Setibanya Senja di rumah, perempuan mungil itu langsung saja melangkah menuju kamar di lantai dua.
Dirinya mengabaikan Bu Sarah yang berdiri mematung di depan pintu, juga mengabaikan tatapan dua pasang mata yang lain; ayah dan kakak pertamanya.
Perempuan mungil itu seperti berada di dunia lain dimana hanya ada dirinya dan angan-angan tak bertuan yang menemani.
Nada dan Maiko yang masih setia berada di ruang tamu menghela nafas setelah melihat sang sahabat hilang di balik pintu kamar.
"Dimaklumin ya Ma ... Senja masih dalam suasana hati yang nggak baik." Nada lebih dulu buka suara meminta sang ibu untuk memaklumi.
Bu Sarah mengangguk mengulum senyum sendu. "Mama ngerti kok." ujarnya.
Perempuan paruh baya yang masih cantik diusia senjanya itu mengerti bagaimana kehilangannya Senja atas kepergian Cakrawala. Karena Bu Sarah dan keluarga yang lain juga merasakan hal yang sama.
Cakrawala bagi mereka bukan hanya sekedar sahabat Senja. Cakrawala bagi mereka, layaknya seorang anak dan saudara sendiri.
"It's everything oke?" Fajar bertanya setibanya ia di ruang tamu bersama Pak Agung yang sudah duduk di sebelah Bu Sarah.
Nada yang duduk di sebelah Maiko menghela sekali lagi. "Nope." gelengnya pelan. "Senja nggak baik-baik aja Mas."

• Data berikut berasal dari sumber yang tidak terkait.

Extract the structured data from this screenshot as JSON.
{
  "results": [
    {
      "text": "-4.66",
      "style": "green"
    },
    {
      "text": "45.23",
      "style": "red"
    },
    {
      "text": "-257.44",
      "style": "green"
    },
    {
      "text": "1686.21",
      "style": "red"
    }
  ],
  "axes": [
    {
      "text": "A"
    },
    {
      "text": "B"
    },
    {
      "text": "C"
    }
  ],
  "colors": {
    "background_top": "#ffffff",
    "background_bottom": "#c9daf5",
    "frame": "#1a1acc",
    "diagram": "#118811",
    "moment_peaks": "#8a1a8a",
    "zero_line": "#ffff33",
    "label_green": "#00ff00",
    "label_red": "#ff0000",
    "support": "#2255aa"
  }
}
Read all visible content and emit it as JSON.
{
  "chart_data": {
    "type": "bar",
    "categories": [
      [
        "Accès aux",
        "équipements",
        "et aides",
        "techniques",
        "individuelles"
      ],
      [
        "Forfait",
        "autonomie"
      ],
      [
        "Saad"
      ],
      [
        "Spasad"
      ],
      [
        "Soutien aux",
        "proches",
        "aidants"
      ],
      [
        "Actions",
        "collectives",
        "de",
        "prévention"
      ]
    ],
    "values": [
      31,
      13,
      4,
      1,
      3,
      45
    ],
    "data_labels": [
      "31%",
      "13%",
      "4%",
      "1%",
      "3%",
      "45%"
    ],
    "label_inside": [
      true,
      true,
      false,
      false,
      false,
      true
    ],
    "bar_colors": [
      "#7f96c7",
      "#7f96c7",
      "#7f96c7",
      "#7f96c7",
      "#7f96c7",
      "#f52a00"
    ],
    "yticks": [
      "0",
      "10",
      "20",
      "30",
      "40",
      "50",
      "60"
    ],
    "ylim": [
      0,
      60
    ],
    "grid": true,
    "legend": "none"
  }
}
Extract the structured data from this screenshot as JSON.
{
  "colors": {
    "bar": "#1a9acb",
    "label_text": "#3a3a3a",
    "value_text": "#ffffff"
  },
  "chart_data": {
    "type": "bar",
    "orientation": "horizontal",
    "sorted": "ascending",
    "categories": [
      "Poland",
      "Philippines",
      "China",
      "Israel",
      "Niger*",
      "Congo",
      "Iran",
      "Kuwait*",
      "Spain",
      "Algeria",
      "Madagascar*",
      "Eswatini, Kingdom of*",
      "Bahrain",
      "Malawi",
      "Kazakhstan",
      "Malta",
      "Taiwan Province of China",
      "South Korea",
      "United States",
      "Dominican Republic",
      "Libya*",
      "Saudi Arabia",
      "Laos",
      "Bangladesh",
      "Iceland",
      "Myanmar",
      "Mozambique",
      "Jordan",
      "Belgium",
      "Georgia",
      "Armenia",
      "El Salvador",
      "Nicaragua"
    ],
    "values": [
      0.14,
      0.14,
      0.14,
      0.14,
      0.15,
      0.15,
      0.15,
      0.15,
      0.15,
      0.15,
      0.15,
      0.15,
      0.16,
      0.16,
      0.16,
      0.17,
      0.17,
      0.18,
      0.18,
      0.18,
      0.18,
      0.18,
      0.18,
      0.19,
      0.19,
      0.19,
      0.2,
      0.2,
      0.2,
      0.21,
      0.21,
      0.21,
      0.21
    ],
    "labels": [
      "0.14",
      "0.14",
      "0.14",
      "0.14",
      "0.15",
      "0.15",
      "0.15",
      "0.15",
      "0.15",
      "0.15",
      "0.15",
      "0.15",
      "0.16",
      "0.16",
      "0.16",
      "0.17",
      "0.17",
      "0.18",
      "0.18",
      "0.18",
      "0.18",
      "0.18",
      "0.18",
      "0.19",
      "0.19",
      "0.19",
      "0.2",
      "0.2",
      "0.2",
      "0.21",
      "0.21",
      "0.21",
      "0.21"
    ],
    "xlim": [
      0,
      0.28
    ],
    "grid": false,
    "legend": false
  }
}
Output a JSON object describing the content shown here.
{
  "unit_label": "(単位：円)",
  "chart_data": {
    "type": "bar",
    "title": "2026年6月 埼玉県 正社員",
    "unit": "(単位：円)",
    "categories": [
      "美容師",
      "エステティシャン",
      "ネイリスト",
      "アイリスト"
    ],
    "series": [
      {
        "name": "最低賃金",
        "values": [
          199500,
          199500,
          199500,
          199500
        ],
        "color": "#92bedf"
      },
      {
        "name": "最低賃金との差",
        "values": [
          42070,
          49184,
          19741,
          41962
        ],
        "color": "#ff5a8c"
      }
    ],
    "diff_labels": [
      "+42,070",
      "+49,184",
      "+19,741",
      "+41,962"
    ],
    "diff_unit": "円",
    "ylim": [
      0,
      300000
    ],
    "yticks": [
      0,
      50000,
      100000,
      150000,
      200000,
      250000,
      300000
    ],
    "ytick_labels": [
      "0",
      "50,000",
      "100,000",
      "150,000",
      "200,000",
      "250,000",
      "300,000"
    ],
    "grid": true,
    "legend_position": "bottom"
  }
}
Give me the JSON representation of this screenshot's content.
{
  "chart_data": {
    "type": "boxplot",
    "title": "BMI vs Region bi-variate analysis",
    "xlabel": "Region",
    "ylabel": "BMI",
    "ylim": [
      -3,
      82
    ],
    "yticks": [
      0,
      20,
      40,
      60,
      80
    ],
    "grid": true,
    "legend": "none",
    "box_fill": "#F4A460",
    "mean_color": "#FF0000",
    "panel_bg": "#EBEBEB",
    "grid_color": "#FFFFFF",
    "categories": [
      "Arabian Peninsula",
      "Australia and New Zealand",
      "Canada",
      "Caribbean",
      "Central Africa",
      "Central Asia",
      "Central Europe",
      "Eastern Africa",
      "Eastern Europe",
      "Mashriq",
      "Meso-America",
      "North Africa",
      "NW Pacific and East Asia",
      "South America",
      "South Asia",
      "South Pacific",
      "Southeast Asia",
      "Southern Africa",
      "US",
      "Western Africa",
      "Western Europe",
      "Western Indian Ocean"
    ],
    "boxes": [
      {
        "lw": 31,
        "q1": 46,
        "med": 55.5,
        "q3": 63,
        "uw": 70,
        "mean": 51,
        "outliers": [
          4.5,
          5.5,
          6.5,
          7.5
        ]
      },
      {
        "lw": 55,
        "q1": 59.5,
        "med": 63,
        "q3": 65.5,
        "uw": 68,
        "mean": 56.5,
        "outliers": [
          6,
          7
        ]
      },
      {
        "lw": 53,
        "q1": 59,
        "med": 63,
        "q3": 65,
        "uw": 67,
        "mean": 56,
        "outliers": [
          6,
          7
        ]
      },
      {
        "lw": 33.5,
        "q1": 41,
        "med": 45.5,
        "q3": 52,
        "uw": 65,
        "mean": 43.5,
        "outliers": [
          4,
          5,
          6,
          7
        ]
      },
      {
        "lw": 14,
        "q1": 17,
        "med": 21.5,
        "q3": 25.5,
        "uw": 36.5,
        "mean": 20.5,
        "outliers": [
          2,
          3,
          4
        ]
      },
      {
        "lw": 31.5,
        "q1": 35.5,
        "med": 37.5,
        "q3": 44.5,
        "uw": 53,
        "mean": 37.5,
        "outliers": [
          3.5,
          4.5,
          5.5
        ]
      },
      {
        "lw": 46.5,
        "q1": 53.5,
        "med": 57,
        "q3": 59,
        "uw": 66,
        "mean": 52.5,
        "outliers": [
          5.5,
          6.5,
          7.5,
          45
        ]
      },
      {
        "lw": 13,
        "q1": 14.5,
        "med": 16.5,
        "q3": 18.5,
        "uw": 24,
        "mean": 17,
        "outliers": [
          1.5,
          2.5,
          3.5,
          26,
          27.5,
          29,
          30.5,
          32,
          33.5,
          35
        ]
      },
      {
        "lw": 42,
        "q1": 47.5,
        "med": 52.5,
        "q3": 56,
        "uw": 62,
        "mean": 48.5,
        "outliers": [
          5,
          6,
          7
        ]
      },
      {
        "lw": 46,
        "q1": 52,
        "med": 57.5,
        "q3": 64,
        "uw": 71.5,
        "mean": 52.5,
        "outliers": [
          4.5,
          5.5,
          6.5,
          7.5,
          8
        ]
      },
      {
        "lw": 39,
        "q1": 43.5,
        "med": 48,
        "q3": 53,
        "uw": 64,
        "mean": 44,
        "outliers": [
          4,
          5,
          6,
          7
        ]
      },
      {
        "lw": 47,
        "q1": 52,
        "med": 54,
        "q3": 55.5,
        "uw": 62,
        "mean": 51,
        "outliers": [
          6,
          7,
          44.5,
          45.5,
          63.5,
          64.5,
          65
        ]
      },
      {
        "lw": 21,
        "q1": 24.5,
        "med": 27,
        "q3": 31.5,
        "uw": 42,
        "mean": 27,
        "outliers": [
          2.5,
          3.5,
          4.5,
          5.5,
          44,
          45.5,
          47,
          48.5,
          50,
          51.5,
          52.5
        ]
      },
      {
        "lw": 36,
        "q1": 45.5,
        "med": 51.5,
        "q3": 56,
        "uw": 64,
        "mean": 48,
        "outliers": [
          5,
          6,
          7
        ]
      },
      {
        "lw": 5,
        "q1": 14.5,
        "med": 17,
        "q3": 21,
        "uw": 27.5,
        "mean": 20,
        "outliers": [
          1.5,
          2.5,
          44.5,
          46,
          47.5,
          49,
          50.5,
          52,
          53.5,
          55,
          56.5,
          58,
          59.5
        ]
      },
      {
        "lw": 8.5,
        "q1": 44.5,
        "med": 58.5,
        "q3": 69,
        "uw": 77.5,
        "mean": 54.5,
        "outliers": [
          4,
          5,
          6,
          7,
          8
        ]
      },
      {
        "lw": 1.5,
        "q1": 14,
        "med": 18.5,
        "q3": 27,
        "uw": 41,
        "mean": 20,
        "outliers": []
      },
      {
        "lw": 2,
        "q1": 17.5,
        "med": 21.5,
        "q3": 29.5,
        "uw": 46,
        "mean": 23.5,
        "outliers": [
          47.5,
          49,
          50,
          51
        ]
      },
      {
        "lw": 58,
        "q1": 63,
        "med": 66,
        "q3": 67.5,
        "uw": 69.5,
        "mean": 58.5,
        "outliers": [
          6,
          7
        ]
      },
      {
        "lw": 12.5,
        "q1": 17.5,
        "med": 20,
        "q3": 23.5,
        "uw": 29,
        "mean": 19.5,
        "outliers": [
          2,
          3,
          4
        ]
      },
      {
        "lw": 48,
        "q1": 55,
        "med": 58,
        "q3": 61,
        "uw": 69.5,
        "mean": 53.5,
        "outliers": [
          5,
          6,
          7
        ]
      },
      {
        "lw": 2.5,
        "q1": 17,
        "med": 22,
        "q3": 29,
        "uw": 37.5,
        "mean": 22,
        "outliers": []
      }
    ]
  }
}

"Sebenernya gue juga Bang--kita--semua nggak baik-baik aja." Maiko memandang Fajar sayu. "Tapi mungkin kadarnya nggak lebih dari yang Senja rasa." lirihnya.
"Yang sabar." pundak Maiko, Fajar tepuk pelan.
Laki-laki itu kembali mengulum senyum, lalu mengangguk. Setelahnya Maiko beralih pada Nada. "Mau pulang nggak?" tanyanya.
Nada menggeleng. Perempuan itu memang memutuskan untuk menetap di rumah Senja setelah melihat gelagat sang sahabat yang jauh dari kata baik.
"Aku di sini aja. Mau nemenin Senja." jawab Nada sambil tersenyum. "Kamu mau pulang?"
"Iya..." Maiko menjeda. "Kepala gue sedikit sakit."
"Itu efek dari kamu yang nggak tidur sejak kemarin dan efek karena kamu kebanyakan nangis."
Maiko terkekeh pelan. "Namanya juga berkabung Nad. Wajar kali nangis. Emangnya lo, nggak nangis sama sekali?" ujar Maiko terdengar mengejek.
Rupanya perkataan spontan Maiko barusan memberi sedikit goresan luka dihati Nada. Hingga membuat perempuan itu memilih dia untuk sejenk.
Setelahnya, Nada mengulas senyum sekilas, kemudian menatap kearah lain. "Kamu nggak perlu liat tangis aku kayak mana Ko." timpalnya pelan. "Lagipula, bukan berarti kalo aku nggak nangis aku nggak merasa kehilangan. Disini..." Nada beralih menatap Maiko dengan mata yang berkaca. "...sama seseknya. Sama sakitnya. Bahkan lebih sakit dari yang kamu kira."
Mendengar itu, Maiko lantas membawa Nada dalam pelukannya. Seketika air mata yang mungkin sudah Nada tahan sedari tadi langsung meluruh membasahi pipi. Bahunya bergetar meski tak ada isak yang keluar. Namun Maiko tahu sebesar apa duka itu.
"Maaf." Maiko berbisik lirih.
Dari sekian banyak kata yang terlintas si kepala, hanya satu kata itu yang berhasil terucap. Matanya sudah memerah kembali. Maiko tak tahu jika perkataannya barusan membuat Nada semerana ini.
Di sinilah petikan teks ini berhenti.